When graphing equations, two critical concepts are domain and range. They help us understand which values the variables can take:

Domain refers to all possible inputs (or x-values) the equation can have. For linear equations like \(y = 3x - 4\), the domain is all real numbers because you can substitute any real number for \(x\). In mathematical terms, this is denoted as \(x \in \mathbb{R}\).

Range, on the other hand, involves all possible outputs (or y-values) the equation can produce. For the same linear equation, since the line extends indefinitely in both directions, the range also includes all real numbers, written as \(y \in \mathbb{R}\). In simpler words, for every \(x\), there can be a corresponding real number \(y\).

These concepts are essential when defining how broad or narrow the values can be for an equation. Understanding domain and range helps in grasping the extent and limitations of a relation or function.

Functions are a fundamental concept in mathematics. They express a unique relationship where each x-value has exactly one y-value. A simple way to check if a relationship is a function is to use the vertical line test. If a vertical line drawn through the graph of the relation touches the curve at more than one point, it is not a function.

In the given equation \(y = 3x - 4\), we notice that for every \(x\), there is only one \(y\) produced. This characteristic ensures that the relationship qualifies as a function.

Functions are crucial because they provide a clear and consistent connection between variables.
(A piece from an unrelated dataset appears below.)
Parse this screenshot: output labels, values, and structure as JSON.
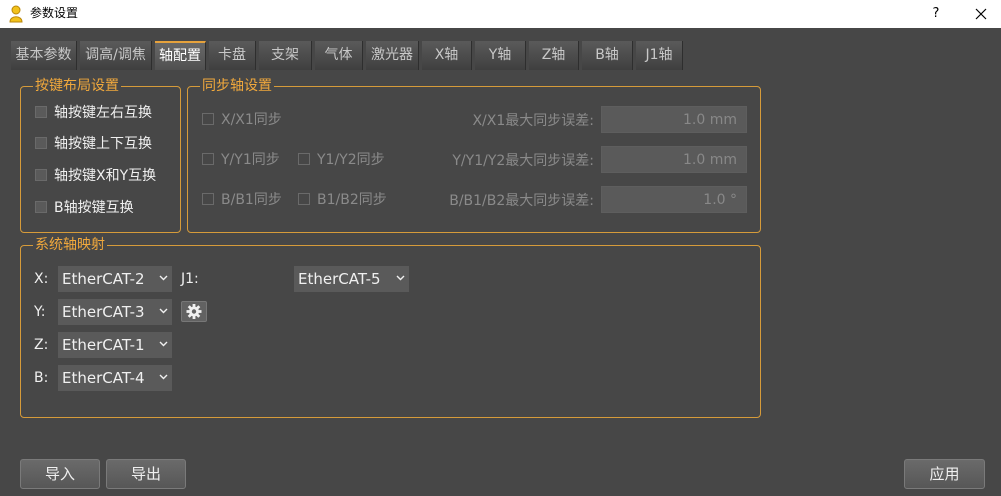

They help easily predict the behavior of variables over their domains. This predictability is what makes functions so valuable across different areas in mathematics and science, making them a backbone for graphing equations.

Understanding the nature of graphs is key to solving and interpreting equations. Graphs can be either discrete or continuous based on their properties.

A discrete graph consists of isolated points. Each value is separate, and there are gaps between points. Discrete graphs occur when the data or values cannot be finely divided, such as plotting whole numbers or counts.

On the other hand, a continuous graph is a smooth, unbroken line or curve that represents all values within a given interval. In the equation \(y = 3x - 4\), the graph is continuous because every value of \(x\) leads to a corresponding value of \(y\) without any interruptions.

This continuity means that you can select any real number for \(x\), leading to a complete, connected line across the plane. Recognizing whether a graph is discrete or continuous helps in understanding the scope and applications of different equations.